No contexto da polémica sobre declarações racistas na Assembleia da República e os limites da liberdade de expressão, a ex-deputada do Livre refuta no X/Twitter a ideia de que "racismo é crime" em Portugal, lembrando as suas iniciativas no sentido de melhorar a lei "para fazer face ao racismo, discursos de ódio e xenofobia".
© Agência Lusa / Miguel A. Lopes

“Parem de dizer que racismo é crime – partidos, associações e pessoas – porque não o é em Portugal.

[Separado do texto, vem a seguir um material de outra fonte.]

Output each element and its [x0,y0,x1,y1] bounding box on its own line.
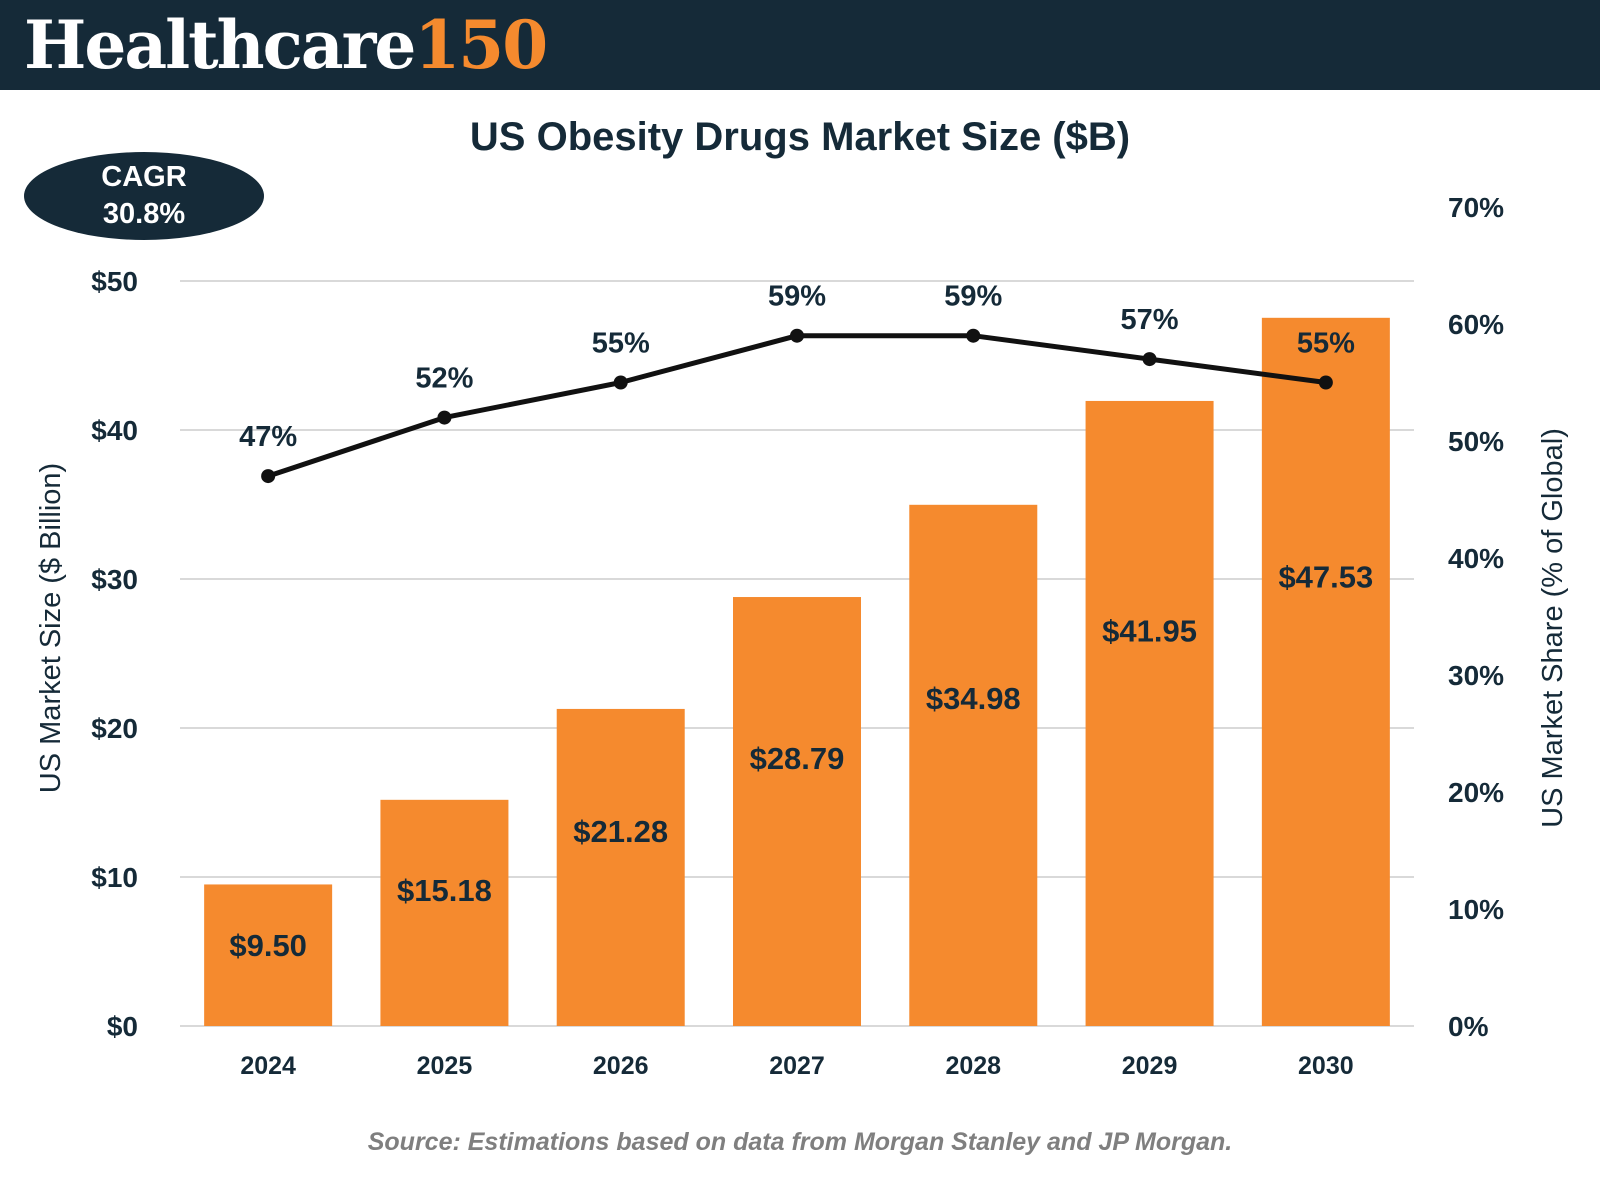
y-tick-label: $40 [91,415,138,446]
header-bar: Healthcare150 [0,0,1600,90]
share-point [1142,352,1157,367]
y2-tick-label: 0% [1448,1011,1489,1042]
bar-data-label: $34.98 [926,681,1021,716]
bar-data-label: $21.28 [573,814,668,849]
y2-tick-label: 10% [1448,894,1504,925]
x-tick-label: 2025 [417,1052,473,1080]
x-tick-label: 2026 [593,1052,649,1080]
share-data-label: 59% [944,281,1002,313]
y-tick-label: $10 [91,862,138,893]
share-data-label: 59% [768,281,826,313]
cagr-value: 30.8% [102,198,186,230]
share-data-label: 52% [415,363,473,395]
cagr-badge: CAGR 30.8% [24,152,264,240]
bar-data-label: $9.50 [229,928,307,963]
y2-axis-title: US Market Share (% of Global) [1537,428,1569,828]
cagr-label: CAGR [101,161,187,193]
bar [909,504,1038,1027]
y2-tick-label: 60% [1448,309,1504,340]
y-tick-label: $0 [107,1011,138,1042]
x-tick-label: 2027 [769,1052,825,1080]
y2-tick-label: 40% [1448,543,1504,574]
bar-data-label: $28.79 [750,741,845,776]
share-data-label: 57% [1121,304,1179,336]
y2-tick-label: 70% [1448,192,1504,223]
x-tick-label: 2024 [240,1052,296,1080]
y2-tick-label: 20% [1448,777,1504,808]
share-point [790,328,804,343]
y2-tick-label: 50% [1448,426,1504,457]
bar [380,799,509,1026]
brand-name: Healthcare [24,6,416,84]
share-data-label: 55% [592,328,650,360]
bar [204,884,333,1026]
bar [1261,317,1390,1027]
share-point [613,375,628,390]
y-axis-title: US Market Size ($ Billion) [35,463,67,793]
bar [556,708,685,1026]
share-data-label: 55% [1297,328,1355,360]
bar-data-label: $15.18 [397,873,492,908]
share-point [261,469,276,484]
brand-number: 150 [414,6,548,84]
share-data-label: 47% [239,421,297,453]
share-point [966,328,981,343]
x-tick-label: 2029 [1122,1052,1178,1080]
share-point [1318,375,1333,390]
y-tick-label: $50 [91,266,138,297]
bar-data-label: $47.53 [1278,560,1373,595]
y-tick-label: $30 [91,564,138,595]
y-tick-label: $20 [91,713,138,744]
x-tick-label: 2030 [1298,1052,1354,1080]
bar [1085,400,1214,1026]
chart-title: US Obesity Drugs Market Size ($B) [469,115,1131,159]
x-tick-label: 2028 [945,1052,1001,1080]
share-point [437,410,452,425]
y2-tick-label: 30% [1448,660,1504,691]
bar-data-label: $41.95 [1102,614,1197,649]
brand-logo: Healthcare150 [24,4,548,86]
bar [733,597,861,1026]
source-note: Source: Estimations based on data from M… [367,1128,1233,1156]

E ninguém tentou, para além de mim, que o fosse”, escreveu Joacine Katar Moreira, ex-deputada do Livre, num tweet partilhado no dia 19 de maio.

Esta intervenção de Katar Moreira surge num contexto em que se discute a atuação do Presidente da Assembleia da República, José Pedro Aguiar-Branco, que assumiu no dia 17 de maio que, no seu entender, um deputado “pode” dizer que determinada etnia ou “raça” é mais “preguiçosa, ou mais burra” do que outra.

Perante a discussão nas redes sociais, a antiga deputada recordou “as iniciativas apresentadas no sentido de melhorar a lei para fazer face ao racismo, discursos de ódio e xenofobia” quando esteve no Parlamento, salientando que algumas “foram aprovadas, mas as mais importantes não foram votadas e podem ser recuperadas”.

Katar Moreira tem razão ao dizer que “racismo não é crime” em Portugal?

O fenómeno do racismo está enquadrado no Artigo 240.º do Código Penal relativo à “discriminação e incitamento ao ódio e à violência”. Incorre neste tipo de ilicitude quem “fundar ou constituir organização ou desenvolver atividades de propaganda que incitem ou encorajem à discriminação, ao ódio ou à violência contra pessoa ou grupo de pessoas” ou quem “provocar atos de violência contra pessoa ou grupo de pessoas” em razão da “origem étnico-racial, origem nacional ou religiosa, cor, nacionalidade, ascendência, território de origem, religião, língua, sexo, orientação sexual, identidade ou expressão de género ou características sexuais, deficiência física ou psíquica”.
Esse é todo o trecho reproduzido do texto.